À l’angle de l’avenue de Verdun et de la rue Maccarani, Francis Cresci a sa place depuis ce mercredi 4 février 2026.
Une petite place pas tout à fait ronde, presque en demi-lune, un peu comme sa célèbre pizza qui a fait de lui un restaurateur visionnaire.
Cet entrepreneur a créé, fin des années 50, rue Masséna, un nouveau concept de restauration : s’installer à une vraie table avec vaisselle, nappe, serviette et service pour déguster une pizza comme plat unique au prix d’une place de cinéma.
Le professionnel avait du génie. L’homme était un personnage. Il aurait eu 100 ans cette année et, 11 ans après son décès, sa gaieté, sa simplicité, sa générosité et ses idées croustillent encore dans les cœurs et les mémoires.
Alors, comme l’a dit Christian Estrosi, le maire de Nice, lors de l’inauguration de la plaque à quelques mètres du fameux restaurant, et en présence de la famille de Francis, dont Laurence, son épouse, « cette placette, ce n’est pas seulement un nom, mais Nice qui célèbre un Niçois ».
Un pionnier, un feeling
Un Niçois d’adoption et de passion. Une famille originaire d’Ombrie. Un père marchand de vin. Une mère couturière. Le jeune Francis grandit à Riquier.
Comme les autres gosses du quartier, il tourne les Mai et considère très vite que la joie de vivre est le meilleur des boosters.
Son fils Ludovic, qui a repris la gestion des affaires, égrène l’odyssée paternelle : « Pionnier des premières boîtes de nuit sans orchestre, il s’ancra dans cette rue Masséna. Il créa le Whisky Club. Après la guerre, il eut l’idée d’un restaurant à plat unique ne coûtant pas plus qu’un ticket de cinéma. Il fabriquait des pizzas à la vue de tous, avec un four en bordure de rue et dans une ambiance chaleureuse. La pizza demi-lune était née, il y a 70 ans au 34 rue Masséna qui s’appelait Brasserie de Madrid. »
Des célébrités du 7e art, du show biz, de la politique se succèdent. Brigitte Bardot, Liz Taylor, Charles Aznavour, Edith Piaf… viennent découvrir la pizzeria pionnière.
Entre Baie des Anges et Croisette
Mais Francis ne s’en tient pas à cette seule enseigne. En 1957, dans le Vieux-Nice, il lance Le Pizzaïolo, où les employés font le show. En 1960, il ouvre la Pizza Cresci à Cannes, quai Saint-Pierre.

En 1963, toujours rue Masséna, il imagine la Taverne bavaroise devenue Taverne Masséna.
En 1969, dans le même secteur de la zone piétonne, c’est le Québec qui ajoute sa devanture rouge « en hommage au Québec libre du général de Gaulle, dont il était un admirateur », rappela Christian Estrosi. Il y a eu aussi deuxhôtels.
Un travailleur acharné à la tête d’un empire qui a contribué à faire renaître la rue Masséna, qui a fait recette sous le nom de Cresci.

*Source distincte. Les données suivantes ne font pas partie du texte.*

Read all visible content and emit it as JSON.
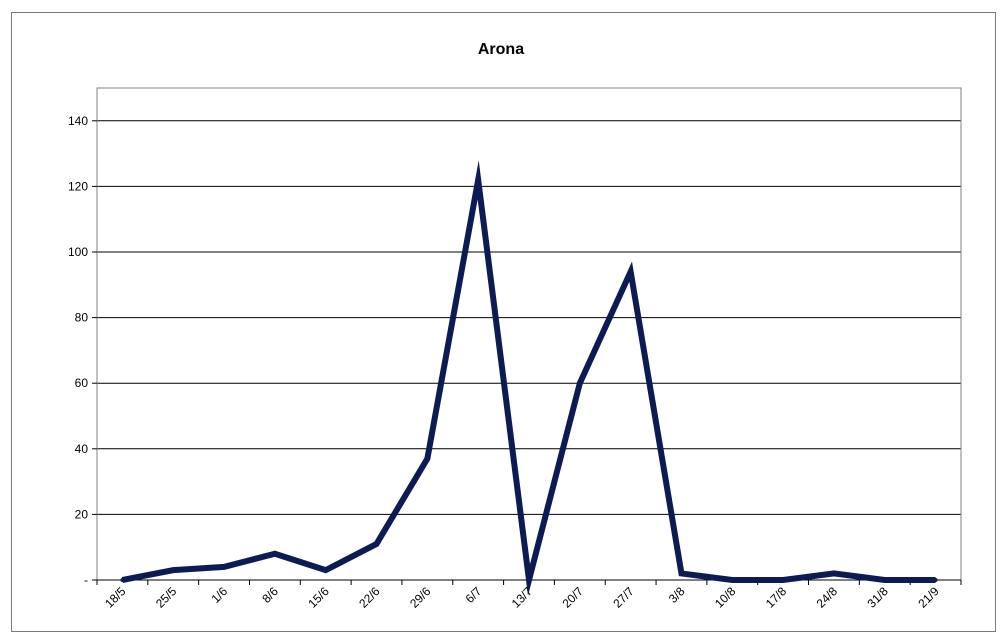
{
  "chart_data": {
    "type": "line",
    "title": "Arona",
    "xlabel": "",
    "ylabel": "",
    "x": [
      "18/5",
      "25/5",
      "1/6",
      "8/6",
      "15/6",
      "22/6",
      "29/6",
      "6/7",
      "13/7",
      "20/7",
      "27/7",
      "3/8",
      "10/8",
      "17/8",
      "24/8",
      "31/8",
      "21/9"
    ],
    "series": [
      {
        "values": [
          0,
          3,
          4,
          8,
          3,
          11,
          37,
          122,
          0,
          60,
          94,
          2,
          0,
          0,
          2,
          0,
          0
        ]
      }
    ],
    "ylim": [
      0,
      150
    ],
    "yticks": [
      0,
      20,
      40,
      60,
      80,
      100,
      120,
      140
    ],
    "ytick_labels": [
      "-",
      "20",
      "40",
      "60",
      "80",
      "100",
      "120",
      "140"
    ],
    "grid": true,
    "line_color": "#0d1b54"
  }
}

Francis voulait qu’on prononce son nom à la française : « Cressi », pour bien « montrer qu’il était français par choix, insiste le maire. En arrivant d’Italie, il ne fallait pas s’intégrer à Nice et à la France, mais s’y assimiler. C’est aussi cette réalité que Francis, fils d’Italiens installés ici, portait si bien ».
Aujourd’hui, l’aventure familiale continue avec Ludovic et sa centaine de collaborateurs. Qui font et refont les gestes enseignés par Francis, « un exemple de transmission et de fidélité ».